İlahi kaza ve kader, bütün fiillerimize taallûk ettiği gibi, rızık ve ecelimize de taallûk etmiştir. Her şey gibi, rızık ve ecel de o İlâhî takdirden hariç kalamaz. Şimdi bu iki konuyu ana hatlarıyla ayrı ayrı inceleyelim.

1. RIZIK

a. Rızık ve Taksimatı:

Cenâb-ı Hakk’ın bir ismi, Rezzâk, yâni rızık vericidir. Allah’ın diğer isimleri yanında Rezzâk isminin tecellîsi de O’nun takdiri ile olmaktadır.
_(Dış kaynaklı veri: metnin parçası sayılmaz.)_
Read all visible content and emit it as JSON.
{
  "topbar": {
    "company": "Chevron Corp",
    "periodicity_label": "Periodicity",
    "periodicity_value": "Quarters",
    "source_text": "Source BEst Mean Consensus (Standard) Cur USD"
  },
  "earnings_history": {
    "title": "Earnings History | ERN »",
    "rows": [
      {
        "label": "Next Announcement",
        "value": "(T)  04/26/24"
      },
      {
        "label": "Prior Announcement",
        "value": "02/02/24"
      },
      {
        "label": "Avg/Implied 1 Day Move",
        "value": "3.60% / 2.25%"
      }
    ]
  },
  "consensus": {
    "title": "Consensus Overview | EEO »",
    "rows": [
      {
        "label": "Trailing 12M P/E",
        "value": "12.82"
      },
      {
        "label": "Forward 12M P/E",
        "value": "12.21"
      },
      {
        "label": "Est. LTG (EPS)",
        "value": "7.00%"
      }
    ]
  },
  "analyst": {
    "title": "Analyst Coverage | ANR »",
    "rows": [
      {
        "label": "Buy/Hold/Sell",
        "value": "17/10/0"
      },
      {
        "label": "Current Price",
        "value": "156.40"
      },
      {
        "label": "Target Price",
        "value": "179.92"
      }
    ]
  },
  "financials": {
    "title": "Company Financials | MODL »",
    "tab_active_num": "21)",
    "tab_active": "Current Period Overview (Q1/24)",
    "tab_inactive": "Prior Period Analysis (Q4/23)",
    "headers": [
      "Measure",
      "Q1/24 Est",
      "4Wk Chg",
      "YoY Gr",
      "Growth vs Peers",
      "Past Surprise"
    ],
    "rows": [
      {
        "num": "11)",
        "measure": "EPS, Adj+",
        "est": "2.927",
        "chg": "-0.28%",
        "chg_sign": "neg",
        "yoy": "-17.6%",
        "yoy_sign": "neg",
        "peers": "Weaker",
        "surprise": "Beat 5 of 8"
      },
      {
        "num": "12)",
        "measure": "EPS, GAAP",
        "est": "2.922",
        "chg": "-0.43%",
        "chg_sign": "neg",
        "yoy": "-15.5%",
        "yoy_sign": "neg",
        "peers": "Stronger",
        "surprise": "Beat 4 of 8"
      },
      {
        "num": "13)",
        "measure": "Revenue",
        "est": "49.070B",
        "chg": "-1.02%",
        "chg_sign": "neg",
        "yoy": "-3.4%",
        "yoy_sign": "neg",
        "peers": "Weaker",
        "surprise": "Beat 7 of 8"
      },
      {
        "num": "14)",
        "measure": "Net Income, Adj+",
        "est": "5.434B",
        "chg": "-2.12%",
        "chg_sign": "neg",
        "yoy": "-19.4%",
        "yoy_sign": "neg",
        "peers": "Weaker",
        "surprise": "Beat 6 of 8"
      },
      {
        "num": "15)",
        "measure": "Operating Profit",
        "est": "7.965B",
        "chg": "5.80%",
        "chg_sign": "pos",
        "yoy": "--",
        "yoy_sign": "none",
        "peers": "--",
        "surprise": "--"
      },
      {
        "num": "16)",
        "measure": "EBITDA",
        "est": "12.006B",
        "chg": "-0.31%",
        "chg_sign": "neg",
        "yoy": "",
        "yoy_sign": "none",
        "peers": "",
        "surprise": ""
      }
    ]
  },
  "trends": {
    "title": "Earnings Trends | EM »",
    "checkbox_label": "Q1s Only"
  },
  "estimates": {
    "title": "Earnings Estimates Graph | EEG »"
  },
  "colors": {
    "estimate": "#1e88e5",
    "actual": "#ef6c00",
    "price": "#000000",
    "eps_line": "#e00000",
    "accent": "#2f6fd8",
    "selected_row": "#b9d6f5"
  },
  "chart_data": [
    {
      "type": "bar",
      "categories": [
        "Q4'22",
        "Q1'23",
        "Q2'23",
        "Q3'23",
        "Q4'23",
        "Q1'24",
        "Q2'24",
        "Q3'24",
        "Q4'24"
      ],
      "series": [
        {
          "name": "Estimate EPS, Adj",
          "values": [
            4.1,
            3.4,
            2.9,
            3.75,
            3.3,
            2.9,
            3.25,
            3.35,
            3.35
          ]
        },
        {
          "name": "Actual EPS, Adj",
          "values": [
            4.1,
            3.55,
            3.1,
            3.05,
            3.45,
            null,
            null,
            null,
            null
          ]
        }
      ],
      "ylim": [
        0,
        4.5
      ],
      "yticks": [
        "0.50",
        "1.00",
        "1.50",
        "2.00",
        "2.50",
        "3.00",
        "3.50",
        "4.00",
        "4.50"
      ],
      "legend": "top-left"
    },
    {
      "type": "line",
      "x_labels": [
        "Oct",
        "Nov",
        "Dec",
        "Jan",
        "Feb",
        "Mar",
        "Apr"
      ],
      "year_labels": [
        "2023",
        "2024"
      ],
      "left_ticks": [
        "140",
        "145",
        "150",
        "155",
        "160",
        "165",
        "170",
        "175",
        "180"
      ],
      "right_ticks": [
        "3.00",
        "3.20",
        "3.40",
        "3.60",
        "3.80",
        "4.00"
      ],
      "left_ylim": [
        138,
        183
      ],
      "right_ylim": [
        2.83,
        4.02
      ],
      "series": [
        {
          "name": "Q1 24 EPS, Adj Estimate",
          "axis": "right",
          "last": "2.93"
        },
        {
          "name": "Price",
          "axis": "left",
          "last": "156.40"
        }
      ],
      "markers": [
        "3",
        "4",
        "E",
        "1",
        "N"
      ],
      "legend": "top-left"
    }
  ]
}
Hak Teâlâ, Hâlık (yaratıcı) ismini tecellî ettirmekle atomlardan sistemlere, çiçeklerden yıldızlara, mikroplardan arslanlara kadar çeşitli varlıklar yarattığı gibi, Rezzâk ismini tecellî ettirmekle de bütün hayvan nev’ilerine muhtelif rızıklar yaratmıştır. Her gün mesaiye başlayan sayısız kuşların, böceklerin, balıkların ve diğer hayvanların, hayatlarının devamlarına vesile olacak rızıklarını arayıp bulmaları, rızık dağıtma hâdisesinin başıboş ve tesadüfî olmadığını, bu dağıtımın ancak bir Rezzâk-ı Zülcemâl’in İlâhî takdiri ile yapıldığını göstermektedir.

“Ve her zîruhun rızkı tayin ve tahsis edilip kaza ve kader levhasında yazıldığına hadsiz deliller var.”

Rızık taksimatı asırlar arasında da sözkonusudur. Her asırdaki insanlar ve hayvanlar kendilerine takdir edilen nimetlerle rızıklanmışlar ve dünyadan göçüp gitmişlerdir. Asırlar değişmiş, rızıklar ve rızıklananlar değişmiş, lâkin Rabbimiz yeni rızıklar ve rızka muhtaçlar yaratarak Rezzâk ismini daima tecellî ettirmiştir ve ettirmektedir. Rezzak isminin tecellisi Cennette de devam edecektir.

Şu kâinatta lütuf ve ihsanla dağıtılan rızıklardan faydalanan her bir hayat sahibi kendi çapında küçük bir kâinattır. Onun içinde de rızık bekleyen çeşitli âzalar ve her âzada muhtelif hücreler vardır. Arslanın rızkı ile balığın rızkı ayrı ayrı olduğu gibi, insan bedeninde de meselâ, bir göz hücresiyle beyin hücresinin rızkı birbirinden farklıdır. İşte, aldığımız gıdaların midemizde taksim edilmesi, her bir âzaya, hücreye lâyık ve münasip rızkın gönderilmesi ne kadar büyük bir rezzâkiyet hakikatidir! Bu hâdisenin her an, her hayat sahibinde meydana geldiğini düşündüğümüzde Rezzâk isminin azametli tecellisine bir derece bakabiliriz.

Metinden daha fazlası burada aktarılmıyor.